While advanced statistics may not guarantee success, and his numbers are largely a result of great output in very few minutes, his huge frame, excellent footwork, and soft touch around the basket, absolutely suggest he could thrive in an expanded role.  In the end, with the rising salary cap, the structure of his deal, and his potential; this signing has excellent upside and very little risk.

When you factor in the likelihood of Aron Baynes opting out of his contract next season, and the fact that any unspent cap space would have been lost with the resigning of Andre Drummond, this deal was a no brainer.

Mandatory Credit: Soobum Im-USA TODAY Sports
Mandatory Credit: Soobum Im-USA TODAY Sports /

While we are on the topic of salary cap, landing Ish Smith and Jon Leuer for three years and $18 million and four years and $41 million respectively was a bargain.  At first glance, paying backups between $6 and $10 million per year seems crazy, but before we have anyone committed, we must take into consideration the massive rise in the salary cap, from $70 million in 2015-2016 to $94 million in 2016-2017.  
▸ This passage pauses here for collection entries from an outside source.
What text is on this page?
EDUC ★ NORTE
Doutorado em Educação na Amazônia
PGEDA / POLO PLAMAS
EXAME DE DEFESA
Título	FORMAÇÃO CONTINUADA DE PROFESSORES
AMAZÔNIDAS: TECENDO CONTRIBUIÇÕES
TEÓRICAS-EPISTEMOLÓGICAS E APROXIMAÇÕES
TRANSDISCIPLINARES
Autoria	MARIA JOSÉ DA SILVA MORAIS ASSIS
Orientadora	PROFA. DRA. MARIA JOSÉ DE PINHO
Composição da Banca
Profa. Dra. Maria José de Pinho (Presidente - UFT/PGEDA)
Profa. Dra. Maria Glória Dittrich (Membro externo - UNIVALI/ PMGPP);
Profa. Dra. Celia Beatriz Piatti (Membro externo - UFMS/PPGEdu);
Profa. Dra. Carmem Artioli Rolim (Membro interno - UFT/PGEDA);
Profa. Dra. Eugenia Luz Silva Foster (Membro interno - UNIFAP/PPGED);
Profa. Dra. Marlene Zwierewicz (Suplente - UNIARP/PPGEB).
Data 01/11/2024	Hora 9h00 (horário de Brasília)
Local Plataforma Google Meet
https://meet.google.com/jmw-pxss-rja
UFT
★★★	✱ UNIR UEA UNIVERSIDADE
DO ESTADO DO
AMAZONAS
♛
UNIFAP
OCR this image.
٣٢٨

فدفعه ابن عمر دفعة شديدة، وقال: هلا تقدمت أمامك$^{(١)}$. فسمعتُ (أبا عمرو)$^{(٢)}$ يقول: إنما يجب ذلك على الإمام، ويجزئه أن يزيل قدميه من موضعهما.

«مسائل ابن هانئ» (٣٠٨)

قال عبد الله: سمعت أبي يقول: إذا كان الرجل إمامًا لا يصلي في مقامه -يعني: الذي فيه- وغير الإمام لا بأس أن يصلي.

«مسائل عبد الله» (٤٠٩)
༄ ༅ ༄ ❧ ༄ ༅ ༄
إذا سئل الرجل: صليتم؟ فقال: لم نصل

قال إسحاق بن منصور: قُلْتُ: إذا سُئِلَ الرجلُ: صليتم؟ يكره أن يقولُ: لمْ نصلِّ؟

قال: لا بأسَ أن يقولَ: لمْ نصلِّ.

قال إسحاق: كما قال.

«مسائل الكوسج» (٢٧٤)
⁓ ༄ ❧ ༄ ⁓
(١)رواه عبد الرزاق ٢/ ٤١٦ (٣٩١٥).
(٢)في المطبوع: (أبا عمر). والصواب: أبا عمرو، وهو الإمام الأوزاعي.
Essentially, the $6 million Ish Smith will make this year and the $11 million owed to Jon Leuer is equal to $4.5 million and $8.2 million respectively in 2015 salary cap dollars.  To put that in perspective, last year the $4.5 million dollar range would have garnered a Jameer Nelson, Devin Harris or Mario Chalmers level talent at the backup point guard position, and $8.5 million is just a little more than the Pistons paid out to Ersan Ilyasova.  

In fact the player Jon Leuer will replace, Anthony Tolliver, will be making about $8 million per season with the Kings over the next two seasons.  When you adjust for the 34 percent raise in the salary cap this year, as well as an additional 8 percent cap raise next year, combined with age and talent level of Leuer and Smith, it is easy to see the Pistons may have been a little more financially savvy than thought at first glance.

Mandatory Credit: Raj Mehta-USA TODAY Sports
Mandatory Credit: Raj Mehta-USA TODAY Sports /

With this offseason, the Pistons managed to lock down one of the youngest and most talented starting cores in the NBA, but the real win may be the significantly improved bench and the future promise of Marjanovic and Ellenson.  One of the Pistons’ greatest struggles last year was the play of the bench.  

From a production standpoint, last year’s Piston starters were fantastic.  Looking at the plus/minus of the roster, you will see that the starters were among the best in the league, while unfortunately, the bench was almost last which led to the regularly surrendered leads and unnecessary losses.  

The added depth, firepower, and athleticism to the second unit should fix the problem.  Moreover, with the plethora of young talent, affordable contracts, and depth, the Pistons have given themselves a rock solid foundation and the future trade flexibility they may need to take the next step towards championship contention.  

Next: Grading the Detroit Pistons' offseason

When the season begins and all the noise has finally subsided, it will be clear that the Pistons, quietly, have had a great summer.